What problems are most pressing?

  • No one is in charge, so no one is finally accountable for results. The buck of responsibility has nowhere to stop.
  • The system is so broken into unconnected parts that even workers who toil in it struggle to identify who can give assistance that clients require.
  • The fragmentation baffles, frustrates and defeats patients. Only the most persistent are likely to navigate the many agencies and complex procedures to find all the help they need.
  • The first tasks of all medical systems are to prevent illness when that is possible and to improve the well-being of patients when it is not. Yet the information produced by agencies that serve the mentally ill is not designed to accomplish these core missions.
  • Instead, the data that the public agencies and contractors churn out — statistics, for example, about costs and patient visits — produce an audit trail for billing and to prevent fraud.
  • The clinical information that is available is so incomplete, inexact or irrelevant that it reveals little about what aids or blocks mentally ill clients’ progress. This intelligence on the needs of clients is as vital for results-oriented budgeting as it is for individualized treatment of the clients.
  • Those who deal with the mentally ill get to share little of the information that anyone else produces. The data systems aren’t linked.
  • So physicians, psychologists and social workers, housing agencies and public employment services, police, judges and jailers make decisions about patients while blind to vital intelligence about them.
  • Parents, nursery school staff and Head Start instructors regularly spot children whose extreme behavior patterns might signal mental illness or be precursors to it.
  • Very conservative estimates indicate that at least 18 percent to 20 percent of local children ages 0-6 who should be getting specialized mental health attention fail to get it — with consequences that upset their success in school, personal relationships and the work force.
  • Many severely and persistently mentally ill adults, probably a majority of 70 percent or more, also have drug or alcohol addictions. The co-occurring illnesses need to be treated together. Separate fiefdoms at local and state levels make that a rarity.
  • Caseloads for those who coordinate services for the mentally ill have grown dangerously larger in the Portland area than nationally recommended standards. Social workers with unreasonably high caseloads constantly chase mental health emergencies. Their time dwindles, even disappears, for contact with clients who are not conspicuously in crisis but who require consistent, caring attention to remain stable.
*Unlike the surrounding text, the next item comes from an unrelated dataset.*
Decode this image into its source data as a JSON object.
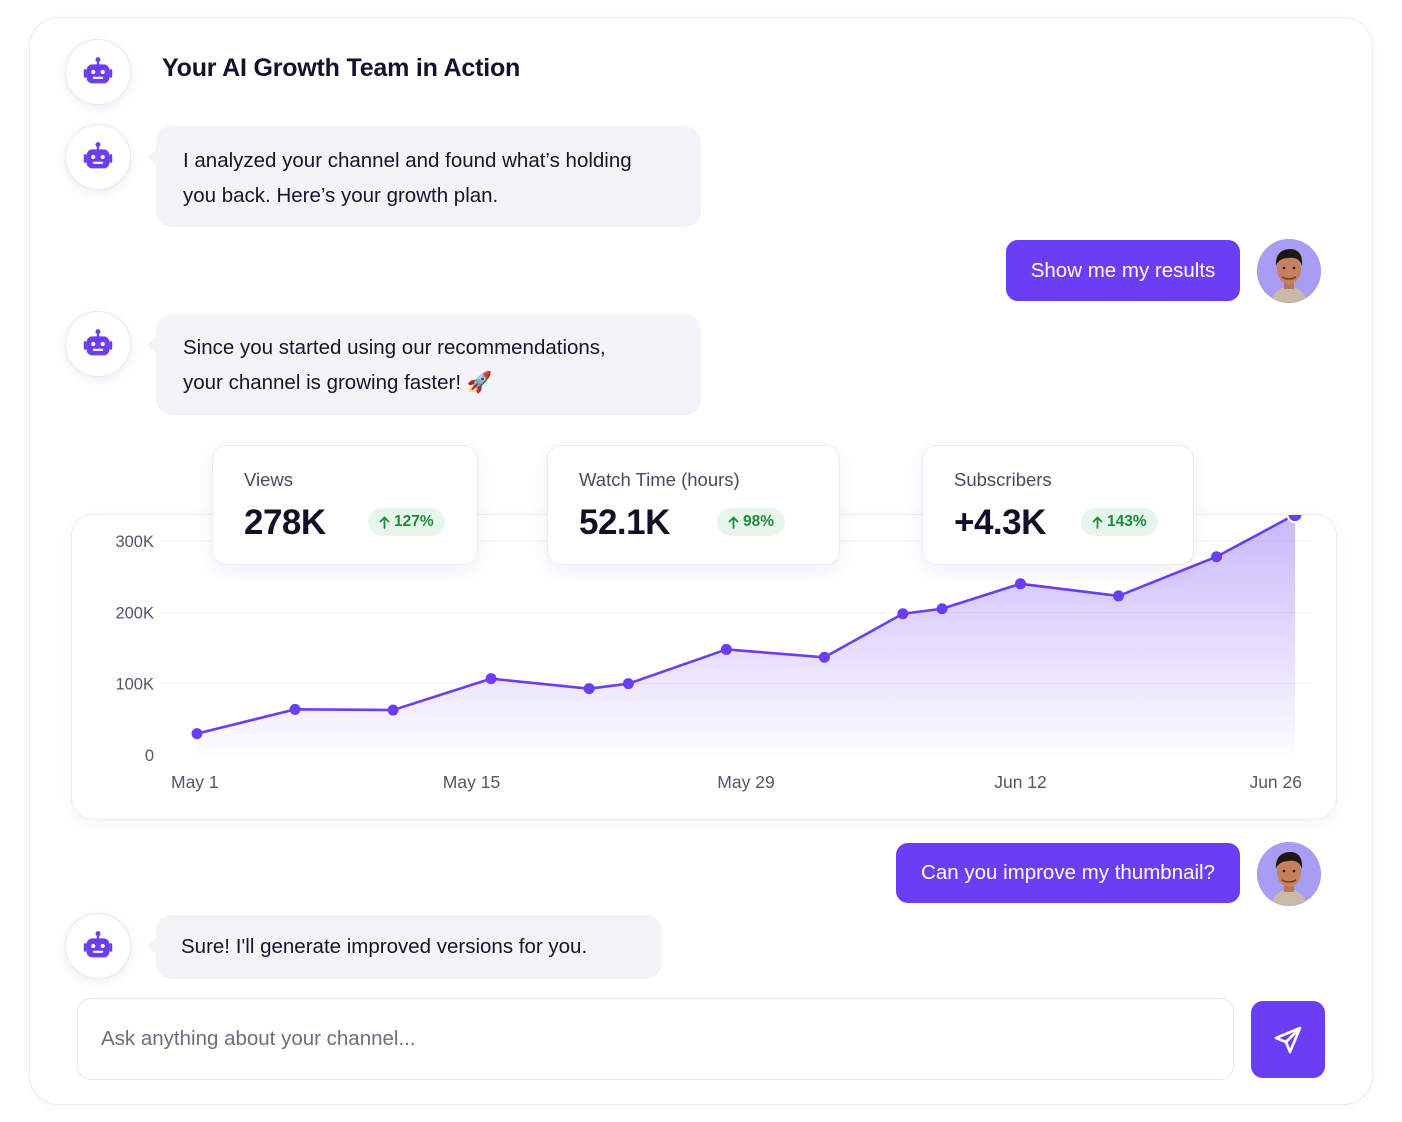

All of this conspires to complicate, and often defeat, public-agency clients’ chances to regain mental stability.

These defects in mental -health system organization, administration and information are correctable.

By fixing those flaws, we could help most of our neighbors enrolled in the system to live useful, happy and, yes, normal lives in our community. And many others, candidates for mental illnesses in the future, could be diverted from that sad personal and publicly costly fate.

The failure to provide that help — available at our fingertips — indicts us as co-conspirators in the theft of much of what makes life worth living for these victims of brain disorders that can be remedied by a combination of medical and support services.